The movie begins with Victor (Fiore Leo), whose acting style is reminiscent of Michael Imperioli from The Sopranos. Victor is promoted by the mysterious (and poorly cast) Edgar to the position of "underboss" of The Pack, a cannibalistic cult of creatures birthed from Eastern European gypsies (no wonder they have such a bad name). Victor and his hapless counterpart Anthony (Michael Reardon) collect "hookers and bums" to disembowel and serve to their fellow Pack members in an annual, ritualistic feast. With me so far?
Cut to Annabel (Johanna Gorton), a hopeless romantic with a propensity for online dating. Annabel meets Jerry (Matt Phillion), who promises her romance with walks in the park, flowers, and expensive dinner dates; unfortunately, Annabel and Jerry are targeted for The Pack's next feast and are abducted by Anthony. After a scene of gory disembowelment (which screams "CLIMAX!"), the movie continues to the feast of The Pack, complete with Annabel and Jerry's guts and appendages.
Livestock has potential. It's one of those rare films that focuses on the "antagonists" rather than the good guys, much like Rob Zombie's The Devil's Rejects. Unfortunately, it falls into an extremely unpopular category (one that doesn't seem to be growing either): it's what DeadHarvey.com calls "gangster horror". It's violent, which tickles my pooch, but wholly unnecessary. Furthermore, the acting really isn't very good (apart from Fiore Leo), though none of the actors look very comfortable being in a movie. In fact, it's only the first or second project for most of the cast.
Christopher Di Nunzio is really a talented fella'. The script for Livestock is pretty good, apart from Annabel's interactions with her friends, which seem synthetic and cliche. Every once in a while, a character will subtly enhance the plot with a line such as "well, you remember the history of The Pack to be..." This is pretty cheaply done (albeit necessary) in most movies, but Livestock pulls it off. The cinematography, apart from the "walking" scenes, really affects the ambiance in a positive way, especially since most of the scenes are dragged out in a Tarantino-fashion.

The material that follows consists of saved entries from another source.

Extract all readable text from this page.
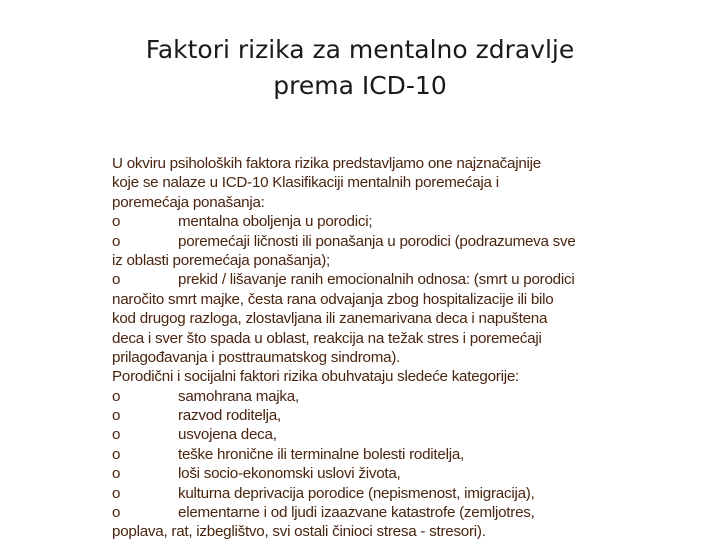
Faktori rizika za mentalno zdravlje
prema ICD-10
U okviru psiholoških faktora rizika predstavljamo one najznačajnije
koje se nalaze u ICD-10 Klasifikaciji mentalnih poremećaja i
poremećaja ponašanja:
o	mentalna oboljenja u porodici;
o	poremećaji ličnosti ili ponašanja u porodici (podrazumeva sve
iz oblasti poremećaja ponašanja);
o	prekid / lišavanje ranih emocionalnih odnosa: (smrt u porodici
naročito smrt majke, česta rana odvajanja zbog hospitalizacije ili bilo
kod drugog razloga, zlostavljana ili zanemarivana deca i napuštena
deca i sver što spada u oblast, reakcija na težak stres i poremećaji
prilagođavanja i posttraumatskog sindroma).
Porodični i socijalni faktori rizika obuhvataju sledeće kategorije:
o	samohrana majka,
o	razvod roditelja,
o	usvojena deca,
o	teške hronične ili terminalne bolesti roditelja,
o	loši socio-ekonomski uslovi života,
o	kulturna deprivacija porodice (nepismenost, imigracija),
o	elementarne i od ljudi izaazvane katastrofe (zemljotres,
poplava, rat, izbeglištvo, svi ostali činioci stresa - stresori).
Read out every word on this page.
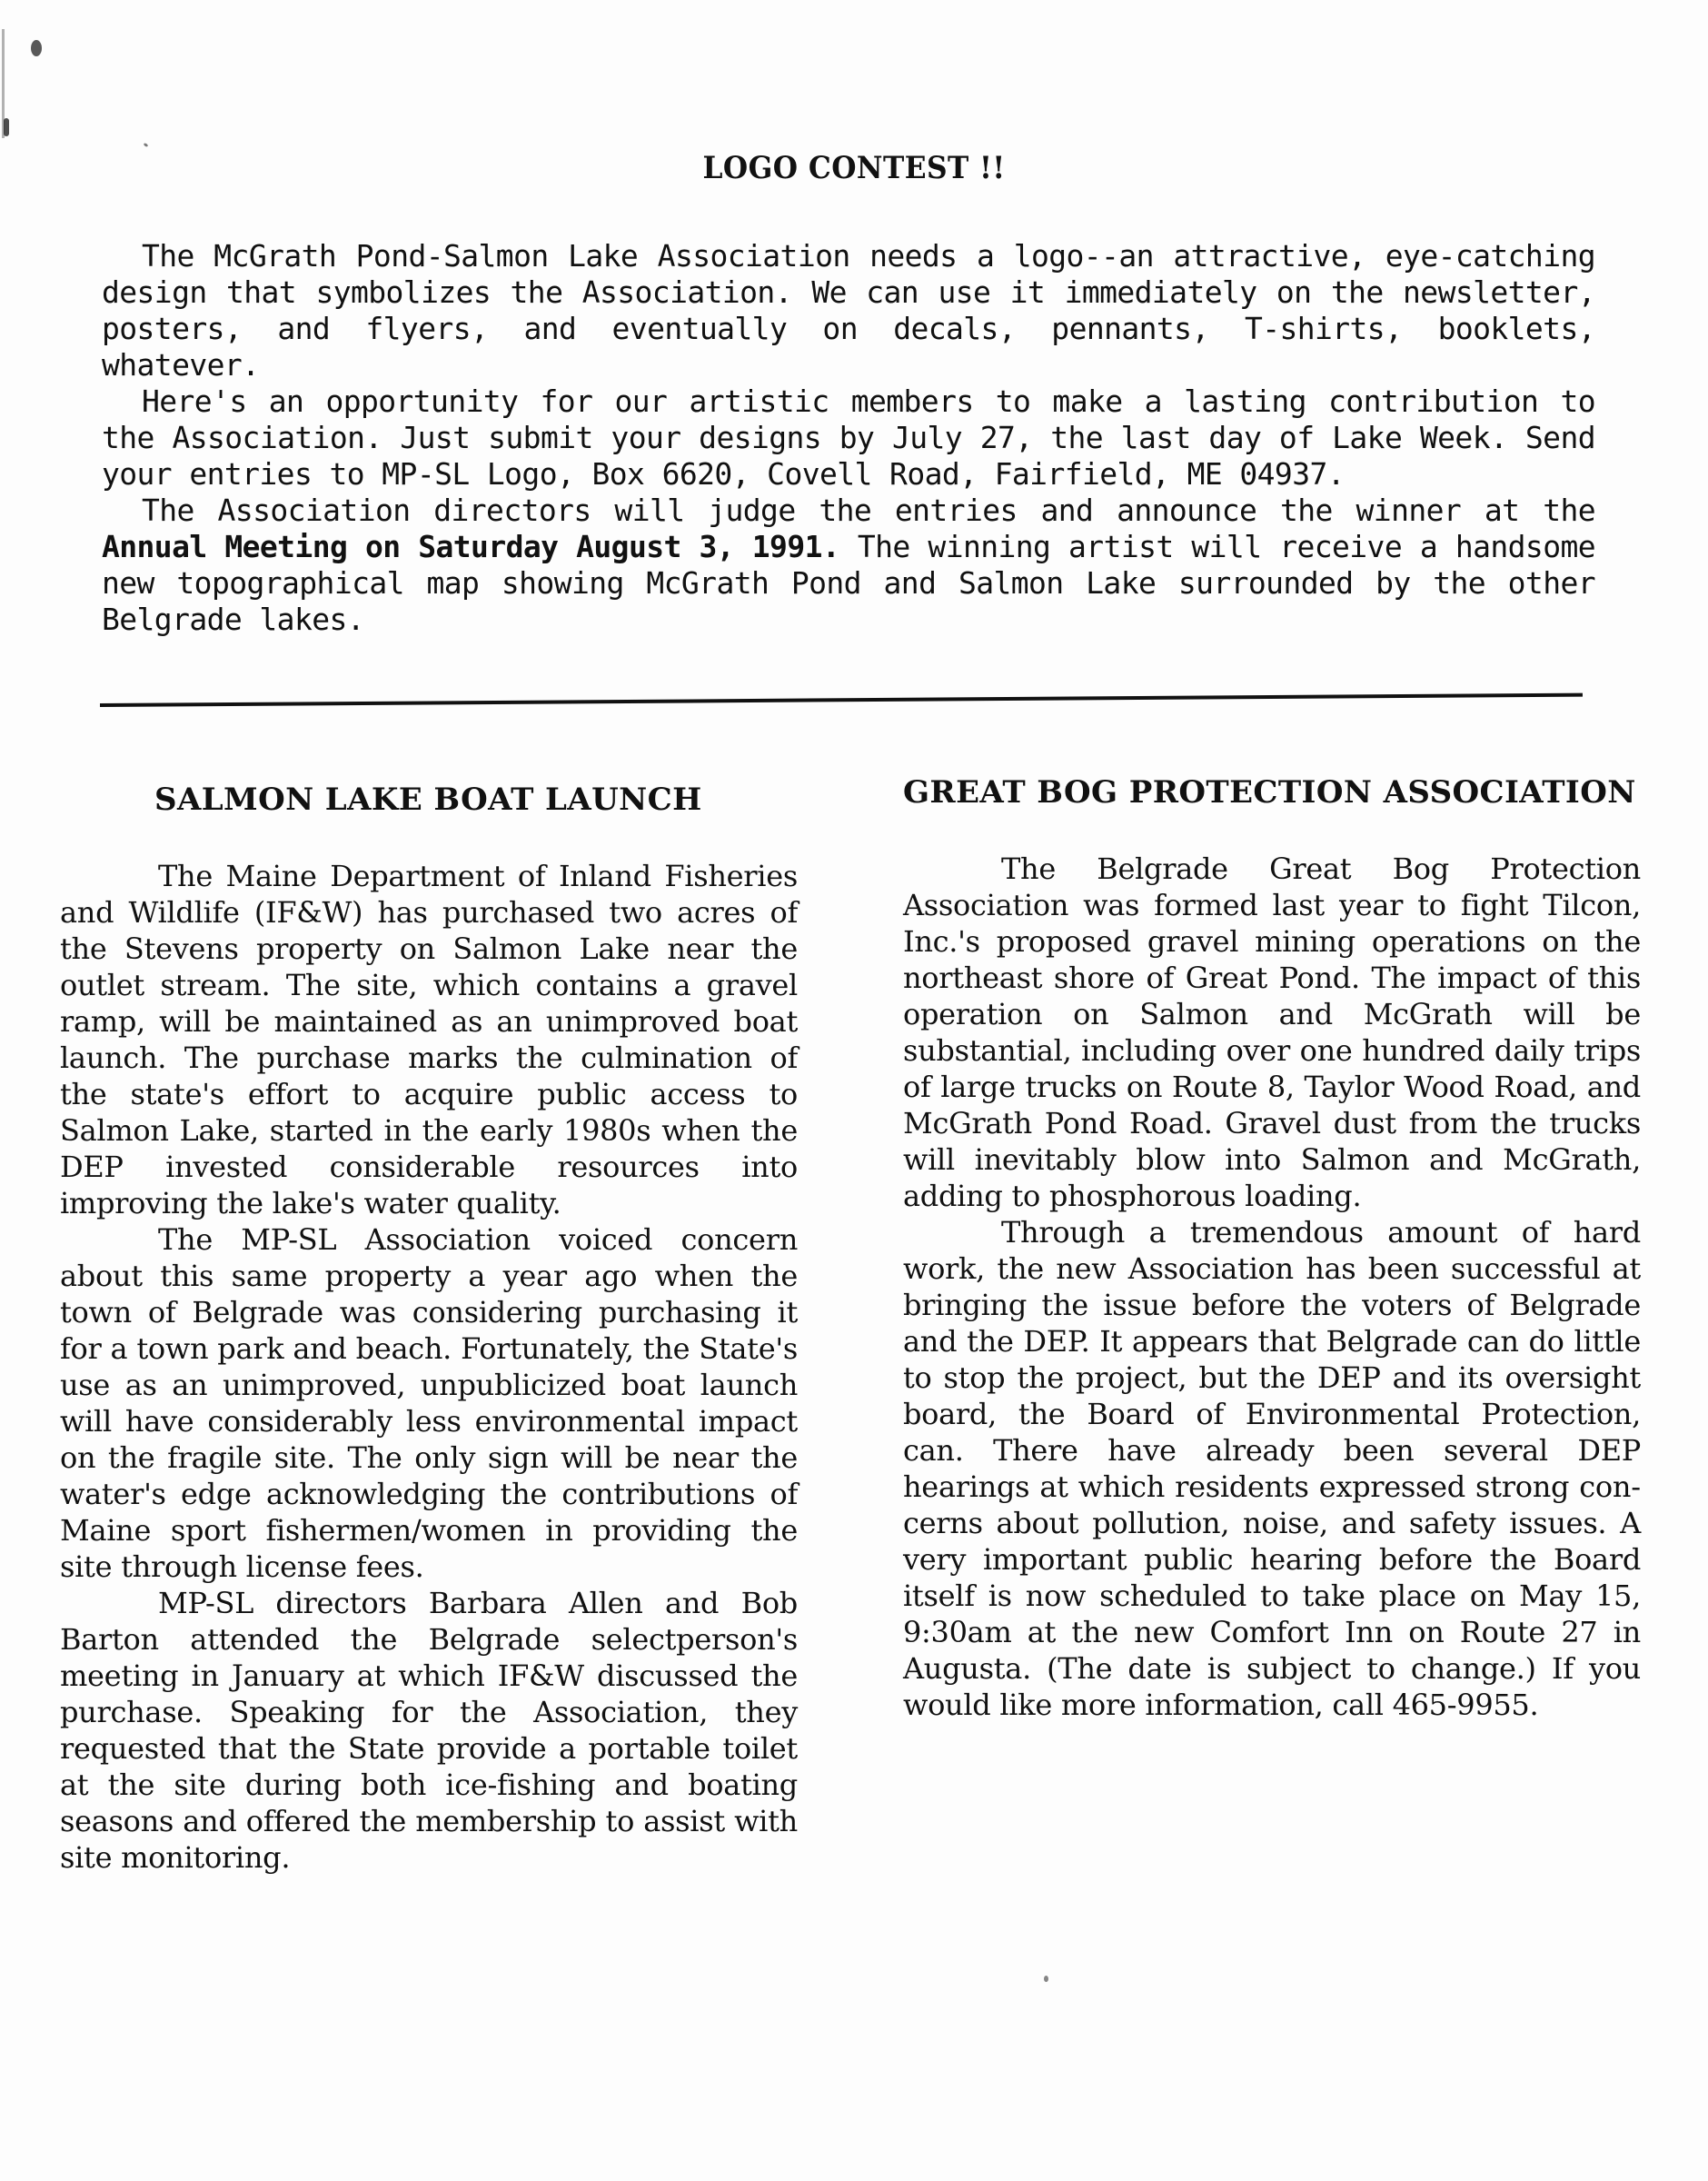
LOGO CONTEST !!

The McGrath Pond-Salmon Lake Association needs a logo--an attractive, eye-catching design that symbolizes the Association. We can use it immediately on the newsletter, posters, and flyers, and eventually on decals, pennants, T-shirts, booklets, whatever.

Here's an opportunity for our artistic members to make a lasting contribution to the Association. Just submit your designs by July 27, the last day of Lake Week. Send your entries to MP-SL Logo, Box 6620, Covell Road, Fairfield, ME 04937.

The Association directors will judge the entries and announce the winner at the Annual Meeting on Saturday August 3, 1991. The winning artist will receive a handsome new topographical map showing McGrath Pond and Salmon Lake surrounded by the other Belgrade lakes.

SALMON LAKE BOAT LAUNCH

The Maine Department of Inland Fisheries and Wildlife (IF&W) has purchased two acres of the Stevens property on Salmon Lake near the outlet stream. The site, which contains a gravel ramp, will be maintained as an unimproved boat launch. The purchase marks the culmination of the state's effort to acquire public access to Salmon Lake, started in the early 1980s when the DEP invested considerable resources into improving the lake's water quality.

The MP-SL Association voiced concern about this same property a year ago when the town of Belgrade was considering purchasing it for a town park and beach. Fortunately, the State's use as an unimproved, unpublicized boat launch will have considerably less environmental impact on the fragile site. The only sign will be near the water's edge acknowledging the contributions of Maine sport fishermen/women in providing the site through license fees.

MP-SL directors Barbara Allen and Bob Barton attended the Belgrade selectperson's meeting in January at which IF&W discussed the purchase. Speaking for the Association, they requested that the State provide a portable toilet at the site during both ice-fishing and boating seasons and offered the membership to assist with site monitoring.

GREAT BOG PROTECTION ASSOCIATION

The Belgrade Great Bog Protection Association was formed last year to fight Tilcon, Inc.'s proposed gravel mining operations on the northeast shore of Great Pond. The impact of this operation on Salmon and McGrath will be substantial, including over one hundred daily trips of large trucks on Route 8, Taylor Wood Road, and McGrath Pond Road. Gravel dust from the trucks will inevitably blow into Salmon and McGrath, adding to phosphorous loading.

Through a tremendous amount of hard work, the new Association has been successful at bringing the issue before the voters of Belgrade and the DEP. It appears that Belgrade can do little to stop the project, but the DEP and its oversight board, the Board of Environmental Protection, can. There have already been several DEP hearings at which residents expressed strong concerns about pollution, noise, and safety issues. A very important public hearing before the Board itself is now scheduled to take place on May 15, 9:30am at the new Comfort Inn on Route 27 in Augusta. (The date is subject to change.) If you would like more information, call 465-9955.
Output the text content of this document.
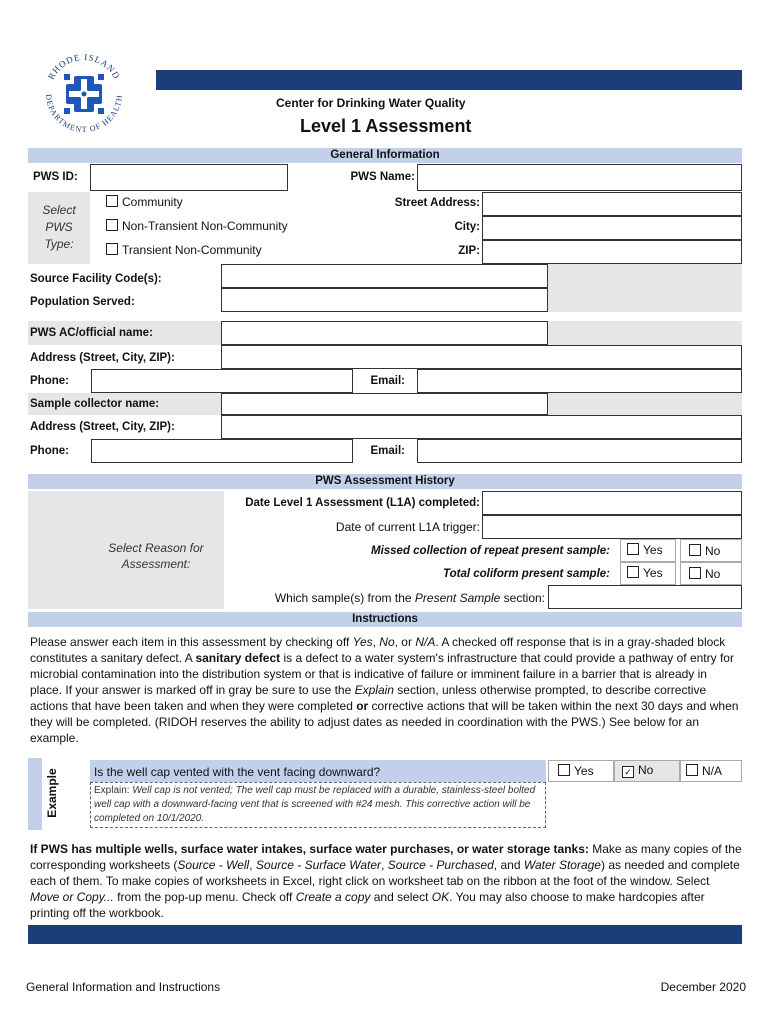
RHODE ISLAND
DEPARTMENT OF HEALTH	Center for Drinking Water Quality
Level 1 Assessment
General Information
PWS ID:	PWS Name:
Select PWS Type:
Community
Non-Transient Non-Community
Transient Non-Community
Street Address:
City:
ZIP:
Source Facility Code(s):
Population Served:
PWS AC/official name:
Address (Street, City, ZIP):
Phone:	Email:
Sample collector name:
Address (Street, City, ZIP):
Phone:	Email:
PWS Assessment History
Date Level 1 Assessment (L1A) completed:
Date of current L1A trigger:
Select Reason for Assessment:
Missed collection of repeat present sample:	Yes	No
Total coliform present sample:	Yes	No
Which sample(s) from the Present Sample section:
Instructions
Please answer each item in this assessment by checking off Yes, No, or N/A. A checked off response that is in a gray-shaded block constitutes a sanitary defect. A sanitary defect is a defect to a water system's infrastructure that could provide a pathway of entry for microbial contamination into the distribution system or that is indicative of failure or imminent failure in a barrier that is already in place. If your answer is marked off in gray be sure to use the Explain section, unless otherwise prompted, to describe corrective actions that have been taken and when they were completed or corrective actions that will be taken within the next 30 days and when they will be completed. (RIDOH reserves the ability to adjust dates as needed in coordination with the PWS.) See below for an example.
Example	Is the well cap vented with the vent facing downward?	Yes	✓ No	N/A
Explain: Well cap is not vented; The well cap must be replaced with a durable, stainless-steel bolted well cap with a downward-facing vent that is screened with #24 mesh. This corrective action will be completed on 10/1/2020.
If PWS has multiple wells, surface water intakes, surface water purchases, or water storage tanks: Make as many copies of the corresponding worksheets (Source - Well, Source - Surface Water, Source - Purchased, and Water Storage) as needed and complete each of them. To make copies of worksheets in Excel, right click on worksheet tab on the ribbon at the foot of the window. Select Move or Copy... from the pop-up menu. Check off Create a copy and select OK. You may also choose to make hardcopies after printing off the workbook.
General Information and Instructions	December 2020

You'll notice I've said "I like this, apart from this..." a lot in this review. Livestock is good, but it lacks in some really key ways. I don't know if I'd watch it again, but I'd be very interested in seeing Di Nunzio's first movie, Last Bet, Last Mistake, and any projects he does in the future. If you can get over the lack of budget and the immaturity of the actors, give Livestock a shot.